Nein, hier am Straßenrand, nicht weit von dem einsamen Farmhaus, ist eigentlich keine Haltestelle. Der Mann, der sich jetzt mit einem leichten Akzent in der Stimme beim Fahrer bedankt – ist er Niederländer oder Deutscher? – fragt, ob man ihn hier absetzen könne. Er wisse sonst nicht, wie er von dem letzten Ort hier heraus kommen sollte. Die vor sich hin dösenden Fahrgäste in den ersten Sitzreihen haben mit halbem Interesse zugehört, und einer von ihnen hat genickt. Er wusste wohl, was Reisen in dieser Weltgegend bedeutet. Ist doch selbstverständlich, dass man den hier rauslässt. Der abschätzende Blick des Omnibusfahrers lässt seine Gedanken erkennen. Mit dem Koffer und dem Rucksack, sagt er sich mit einem verborgenen Grinsen, hätte der Mann in der sengenden Hitze viele Stunden gebraucht, um die sechzehn Meilen von dem kleinen Ort hierher zu laufen. Taxis gibt es ja in dem Nest nicht. Und hier draußen fahren nur hin und wieder Autos oder Trucks vorbei, die einen Anhalter mitnehmen könnten. Fremde kommen überhaupt selten zu einer dieser Farmen in der Mitte von Nirgendwo. Und der sieht nicht aus wie ein Geschäftsmann aus dem hundertzwanzig Meilen entfernten Saskatoon.
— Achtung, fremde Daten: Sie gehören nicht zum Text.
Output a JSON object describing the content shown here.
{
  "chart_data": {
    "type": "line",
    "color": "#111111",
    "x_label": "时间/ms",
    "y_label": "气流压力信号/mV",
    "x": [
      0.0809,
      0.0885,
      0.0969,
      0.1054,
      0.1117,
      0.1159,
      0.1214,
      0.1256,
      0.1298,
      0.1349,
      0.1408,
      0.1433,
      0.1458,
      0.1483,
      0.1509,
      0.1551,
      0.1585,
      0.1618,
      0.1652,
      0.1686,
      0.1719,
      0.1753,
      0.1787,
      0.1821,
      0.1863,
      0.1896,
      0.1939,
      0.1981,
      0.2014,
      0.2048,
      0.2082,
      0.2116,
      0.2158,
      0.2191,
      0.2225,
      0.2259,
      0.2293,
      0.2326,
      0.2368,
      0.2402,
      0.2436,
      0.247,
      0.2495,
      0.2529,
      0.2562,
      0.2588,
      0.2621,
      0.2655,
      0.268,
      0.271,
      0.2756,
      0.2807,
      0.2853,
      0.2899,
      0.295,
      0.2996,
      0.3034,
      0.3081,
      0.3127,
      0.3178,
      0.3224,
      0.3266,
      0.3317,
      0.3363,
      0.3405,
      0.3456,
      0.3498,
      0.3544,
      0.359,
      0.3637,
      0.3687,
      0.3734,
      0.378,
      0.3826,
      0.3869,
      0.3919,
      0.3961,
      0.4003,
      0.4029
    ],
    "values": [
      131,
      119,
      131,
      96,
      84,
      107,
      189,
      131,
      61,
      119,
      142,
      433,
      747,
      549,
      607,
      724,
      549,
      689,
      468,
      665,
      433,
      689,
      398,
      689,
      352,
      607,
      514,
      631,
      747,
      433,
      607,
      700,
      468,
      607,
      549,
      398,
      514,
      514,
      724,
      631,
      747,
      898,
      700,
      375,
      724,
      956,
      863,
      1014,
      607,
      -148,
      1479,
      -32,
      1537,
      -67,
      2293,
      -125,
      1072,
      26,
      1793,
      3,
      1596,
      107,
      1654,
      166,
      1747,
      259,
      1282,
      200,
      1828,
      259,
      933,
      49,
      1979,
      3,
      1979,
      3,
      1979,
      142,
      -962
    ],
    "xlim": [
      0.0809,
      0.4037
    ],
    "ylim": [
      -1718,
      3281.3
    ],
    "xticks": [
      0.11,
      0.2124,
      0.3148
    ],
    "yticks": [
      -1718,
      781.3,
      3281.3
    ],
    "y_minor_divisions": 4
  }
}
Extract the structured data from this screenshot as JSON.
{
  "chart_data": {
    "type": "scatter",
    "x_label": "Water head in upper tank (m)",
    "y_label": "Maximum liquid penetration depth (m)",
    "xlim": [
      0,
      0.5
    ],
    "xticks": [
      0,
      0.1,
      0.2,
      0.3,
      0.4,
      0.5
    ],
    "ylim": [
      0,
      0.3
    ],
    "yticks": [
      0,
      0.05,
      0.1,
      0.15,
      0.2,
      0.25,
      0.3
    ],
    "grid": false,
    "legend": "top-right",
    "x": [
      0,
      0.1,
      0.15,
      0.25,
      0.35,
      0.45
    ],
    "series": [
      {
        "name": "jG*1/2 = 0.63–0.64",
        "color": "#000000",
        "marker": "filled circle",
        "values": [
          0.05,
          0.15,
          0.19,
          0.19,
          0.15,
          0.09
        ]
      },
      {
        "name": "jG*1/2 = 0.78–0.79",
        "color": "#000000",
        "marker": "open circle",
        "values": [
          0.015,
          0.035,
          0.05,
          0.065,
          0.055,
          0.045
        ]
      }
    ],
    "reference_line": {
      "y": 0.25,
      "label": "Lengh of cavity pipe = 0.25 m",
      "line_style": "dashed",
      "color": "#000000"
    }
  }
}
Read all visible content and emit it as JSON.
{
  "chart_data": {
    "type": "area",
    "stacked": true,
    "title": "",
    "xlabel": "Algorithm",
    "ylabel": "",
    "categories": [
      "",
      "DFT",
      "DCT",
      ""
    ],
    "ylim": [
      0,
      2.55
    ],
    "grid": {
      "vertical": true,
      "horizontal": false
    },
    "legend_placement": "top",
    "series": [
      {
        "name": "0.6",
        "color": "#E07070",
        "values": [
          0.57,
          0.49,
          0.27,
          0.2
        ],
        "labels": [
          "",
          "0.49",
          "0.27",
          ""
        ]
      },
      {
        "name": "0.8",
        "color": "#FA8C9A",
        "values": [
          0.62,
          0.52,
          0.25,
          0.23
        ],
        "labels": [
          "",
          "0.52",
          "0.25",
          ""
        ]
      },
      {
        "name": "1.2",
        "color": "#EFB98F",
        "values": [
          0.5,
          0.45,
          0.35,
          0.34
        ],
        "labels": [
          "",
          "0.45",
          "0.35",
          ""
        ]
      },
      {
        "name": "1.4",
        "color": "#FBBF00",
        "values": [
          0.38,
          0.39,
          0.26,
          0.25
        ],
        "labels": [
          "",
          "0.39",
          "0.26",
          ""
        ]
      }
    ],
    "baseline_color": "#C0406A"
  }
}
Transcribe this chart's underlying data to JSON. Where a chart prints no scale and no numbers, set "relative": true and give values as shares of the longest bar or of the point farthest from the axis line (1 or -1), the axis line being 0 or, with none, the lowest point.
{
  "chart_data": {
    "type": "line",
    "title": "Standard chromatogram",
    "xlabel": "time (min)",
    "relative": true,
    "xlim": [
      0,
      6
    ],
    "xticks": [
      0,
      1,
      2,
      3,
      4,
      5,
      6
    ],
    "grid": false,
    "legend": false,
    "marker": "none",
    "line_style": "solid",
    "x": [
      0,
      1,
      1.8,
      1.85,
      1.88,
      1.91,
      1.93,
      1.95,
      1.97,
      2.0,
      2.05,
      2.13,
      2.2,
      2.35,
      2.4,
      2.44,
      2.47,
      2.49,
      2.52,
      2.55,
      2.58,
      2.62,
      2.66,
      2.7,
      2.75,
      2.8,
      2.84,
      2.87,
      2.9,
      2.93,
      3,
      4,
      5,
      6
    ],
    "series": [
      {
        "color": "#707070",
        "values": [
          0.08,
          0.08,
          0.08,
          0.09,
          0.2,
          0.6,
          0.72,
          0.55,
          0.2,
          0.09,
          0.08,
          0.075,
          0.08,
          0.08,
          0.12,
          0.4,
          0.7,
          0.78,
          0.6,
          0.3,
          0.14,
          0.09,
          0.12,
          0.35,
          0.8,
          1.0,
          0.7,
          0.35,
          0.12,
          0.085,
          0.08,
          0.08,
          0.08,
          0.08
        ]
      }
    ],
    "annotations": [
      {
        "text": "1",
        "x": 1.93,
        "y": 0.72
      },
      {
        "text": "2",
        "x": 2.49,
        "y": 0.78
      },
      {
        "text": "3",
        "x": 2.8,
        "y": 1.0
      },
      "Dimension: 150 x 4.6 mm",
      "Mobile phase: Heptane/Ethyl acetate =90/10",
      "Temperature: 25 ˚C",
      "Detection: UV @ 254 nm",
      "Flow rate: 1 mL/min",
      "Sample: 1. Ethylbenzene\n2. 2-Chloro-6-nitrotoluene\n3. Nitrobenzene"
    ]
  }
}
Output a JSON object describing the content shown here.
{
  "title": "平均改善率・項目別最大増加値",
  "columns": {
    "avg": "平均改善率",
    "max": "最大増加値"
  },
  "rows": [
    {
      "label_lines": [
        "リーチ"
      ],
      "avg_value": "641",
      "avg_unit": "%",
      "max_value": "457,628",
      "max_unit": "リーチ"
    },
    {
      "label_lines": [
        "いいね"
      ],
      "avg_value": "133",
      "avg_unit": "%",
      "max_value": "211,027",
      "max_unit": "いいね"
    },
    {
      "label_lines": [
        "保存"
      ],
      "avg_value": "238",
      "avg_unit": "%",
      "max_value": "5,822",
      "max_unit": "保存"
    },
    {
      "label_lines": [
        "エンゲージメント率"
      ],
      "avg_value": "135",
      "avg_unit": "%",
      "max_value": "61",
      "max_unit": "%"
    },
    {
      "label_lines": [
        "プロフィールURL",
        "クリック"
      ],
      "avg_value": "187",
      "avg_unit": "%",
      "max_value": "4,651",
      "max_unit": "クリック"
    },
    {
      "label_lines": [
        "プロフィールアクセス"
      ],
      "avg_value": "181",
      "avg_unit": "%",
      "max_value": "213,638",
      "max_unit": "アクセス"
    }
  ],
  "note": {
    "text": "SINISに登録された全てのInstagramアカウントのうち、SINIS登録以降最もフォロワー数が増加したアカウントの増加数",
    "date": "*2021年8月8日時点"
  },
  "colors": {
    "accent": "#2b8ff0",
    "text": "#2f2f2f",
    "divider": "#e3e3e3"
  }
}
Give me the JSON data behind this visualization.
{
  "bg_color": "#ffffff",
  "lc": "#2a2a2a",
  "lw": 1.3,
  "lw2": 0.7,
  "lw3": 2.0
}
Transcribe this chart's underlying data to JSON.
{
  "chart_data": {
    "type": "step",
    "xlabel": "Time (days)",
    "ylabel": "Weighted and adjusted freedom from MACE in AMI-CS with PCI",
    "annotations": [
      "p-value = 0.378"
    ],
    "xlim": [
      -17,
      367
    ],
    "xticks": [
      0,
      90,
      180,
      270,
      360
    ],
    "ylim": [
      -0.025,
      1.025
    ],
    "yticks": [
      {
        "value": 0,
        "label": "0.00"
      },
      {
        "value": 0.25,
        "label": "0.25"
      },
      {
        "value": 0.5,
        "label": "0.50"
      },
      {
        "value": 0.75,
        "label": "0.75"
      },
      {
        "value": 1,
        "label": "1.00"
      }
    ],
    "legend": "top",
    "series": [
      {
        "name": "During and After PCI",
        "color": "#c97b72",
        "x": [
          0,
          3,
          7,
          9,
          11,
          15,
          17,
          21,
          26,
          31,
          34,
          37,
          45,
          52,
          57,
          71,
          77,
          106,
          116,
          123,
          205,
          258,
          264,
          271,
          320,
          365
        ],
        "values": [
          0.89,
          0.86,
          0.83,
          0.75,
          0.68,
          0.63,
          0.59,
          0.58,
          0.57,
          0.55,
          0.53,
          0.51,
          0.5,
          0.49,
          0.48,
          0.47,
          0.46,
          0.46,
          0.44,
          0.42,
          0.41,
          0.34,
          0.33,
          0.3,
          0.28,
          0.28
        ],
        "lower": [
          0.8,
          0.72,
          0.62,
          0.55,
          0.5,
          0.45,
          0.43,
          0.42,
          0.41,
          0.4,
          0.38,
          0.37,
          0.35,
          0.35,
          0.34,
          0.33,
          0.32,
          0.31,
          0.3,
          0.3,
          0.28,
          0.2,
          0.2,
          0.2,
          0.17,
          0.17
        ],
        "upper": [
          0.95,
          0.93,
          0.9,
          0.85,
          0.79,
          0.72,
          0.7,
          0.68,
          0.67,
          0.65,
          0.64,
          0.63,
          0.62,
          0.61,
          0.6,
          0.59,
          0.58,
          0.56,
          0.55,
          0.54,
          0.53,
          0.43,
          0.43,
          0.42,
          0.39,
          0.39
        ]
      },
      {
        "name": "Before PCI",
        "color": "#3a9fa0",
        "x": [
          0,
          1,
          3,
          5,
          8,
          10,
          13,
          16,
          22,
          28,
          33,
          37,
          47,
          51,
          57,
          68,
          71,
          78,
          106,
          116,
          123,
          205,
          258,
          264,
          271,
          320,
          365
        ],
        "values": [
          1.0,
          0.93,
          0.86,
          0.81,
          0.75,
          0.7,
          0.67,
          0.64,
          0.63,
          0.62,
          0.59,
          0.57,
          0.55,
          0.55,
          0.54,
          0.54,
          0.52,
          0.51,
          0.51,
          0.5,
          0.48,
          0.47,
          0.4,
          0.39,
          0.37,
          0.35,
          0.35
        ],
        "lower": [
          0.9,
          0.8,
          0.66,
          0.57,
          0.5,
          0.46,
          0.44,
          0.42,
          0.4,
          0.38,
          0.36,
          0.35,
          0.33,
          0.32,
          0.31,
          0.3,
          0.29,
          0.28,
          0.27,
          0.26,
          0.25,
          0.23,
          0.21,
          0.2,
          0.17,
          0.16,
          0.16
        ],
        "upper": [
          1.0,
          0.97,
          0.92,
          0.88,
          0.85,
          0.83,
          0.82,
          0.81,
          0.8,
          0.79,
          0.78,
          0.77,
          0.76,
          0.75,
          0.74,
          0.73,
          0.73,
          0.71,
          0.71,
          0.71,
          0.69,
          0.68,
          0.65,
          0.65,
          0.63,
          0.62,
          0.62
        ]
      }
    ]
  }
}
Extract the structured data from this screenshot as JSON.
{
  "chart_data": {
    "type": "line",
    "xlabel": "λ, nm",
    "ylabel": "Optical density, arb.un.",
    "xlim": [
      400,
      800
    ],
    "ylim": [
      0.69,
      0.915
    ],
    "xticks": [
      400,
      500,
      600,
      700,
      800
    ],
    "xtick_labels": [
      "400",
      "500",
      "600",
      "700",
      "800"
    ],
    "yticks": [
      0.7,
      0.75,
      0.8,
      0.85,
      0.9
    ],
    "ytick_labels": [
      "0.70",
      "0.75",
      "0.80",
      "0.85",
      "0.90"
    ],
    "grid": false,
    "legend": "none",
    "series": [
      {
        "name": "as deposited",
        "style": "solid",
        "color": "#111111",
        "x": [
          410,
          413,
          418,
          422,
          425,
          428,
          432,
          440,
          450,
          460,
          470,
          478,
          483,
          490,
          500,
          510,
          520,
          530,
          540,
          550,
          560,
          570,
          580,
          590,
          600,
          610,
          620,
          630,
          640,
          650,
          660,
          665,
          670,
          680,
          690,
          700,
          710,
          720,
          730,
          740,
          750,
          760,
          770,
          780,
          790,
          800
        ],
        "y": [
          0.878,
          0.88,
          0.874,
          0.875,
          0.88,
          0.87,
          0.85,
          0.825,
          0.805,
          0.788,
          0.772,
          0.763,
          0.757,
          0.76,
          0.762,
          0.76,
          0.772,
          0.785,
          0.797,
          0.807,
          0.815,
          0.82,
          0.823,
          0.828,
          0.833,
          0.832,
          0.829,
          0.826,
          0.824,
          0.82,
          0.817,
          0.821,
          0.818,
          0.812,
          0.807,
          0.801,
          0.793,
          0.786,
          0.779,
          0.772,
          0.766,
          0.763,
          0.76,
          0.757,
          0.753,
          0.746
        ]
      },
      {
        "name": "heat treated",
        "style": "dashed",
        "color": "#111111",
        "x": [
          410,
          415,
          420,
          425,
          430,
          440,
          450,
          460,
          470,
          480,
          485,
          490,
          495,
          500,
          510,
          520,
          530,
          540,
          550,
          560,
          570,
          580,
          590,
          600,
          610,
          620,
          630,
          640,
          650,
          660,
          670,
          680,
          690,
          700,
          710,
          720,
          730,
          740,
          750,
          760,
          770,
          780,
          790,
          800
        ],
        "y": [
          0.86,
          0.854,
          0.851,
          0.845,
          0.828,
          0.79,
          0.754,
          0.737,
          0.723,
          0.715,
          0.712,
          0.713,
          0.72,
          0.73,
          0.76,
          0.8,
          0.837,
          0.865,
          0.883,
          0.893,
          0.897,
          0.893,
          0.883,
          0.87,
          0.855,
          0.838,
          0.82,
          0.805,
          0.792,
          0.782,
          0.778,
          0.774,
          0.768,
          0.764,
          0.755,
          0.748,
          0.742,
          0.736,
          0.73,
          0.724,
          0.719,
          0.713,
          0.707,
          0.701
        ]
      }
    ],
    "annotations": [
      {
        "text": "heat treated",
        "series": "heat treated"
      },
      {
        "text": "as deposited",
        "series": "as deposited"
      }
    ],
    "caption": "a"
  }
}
Er trägt Jeans und ein ausgebleichtes Holzfäller-Hemd und hat sich keinen Schlips umgebunden. Wer könnte das denn sein? Sein neugieriger Blick kann nichts ergründen. So nickt er dem Mann freundlich zu, als der aussteigt und zieht dann kräftig am Hebel. Die schwere Tür schließt ächzend. Dann den ersten Gang rein und weiter geht es über die Ebene zum nächsten Halt, vielleicht nach hundert Meilen. Wäre da nicht flotte Musik aus dem Radio und eine gut gefüllte Kaffeekanne, hätte der Busfahrer Mühe bei so viel Eintönigkeit die Augen offen zu halten.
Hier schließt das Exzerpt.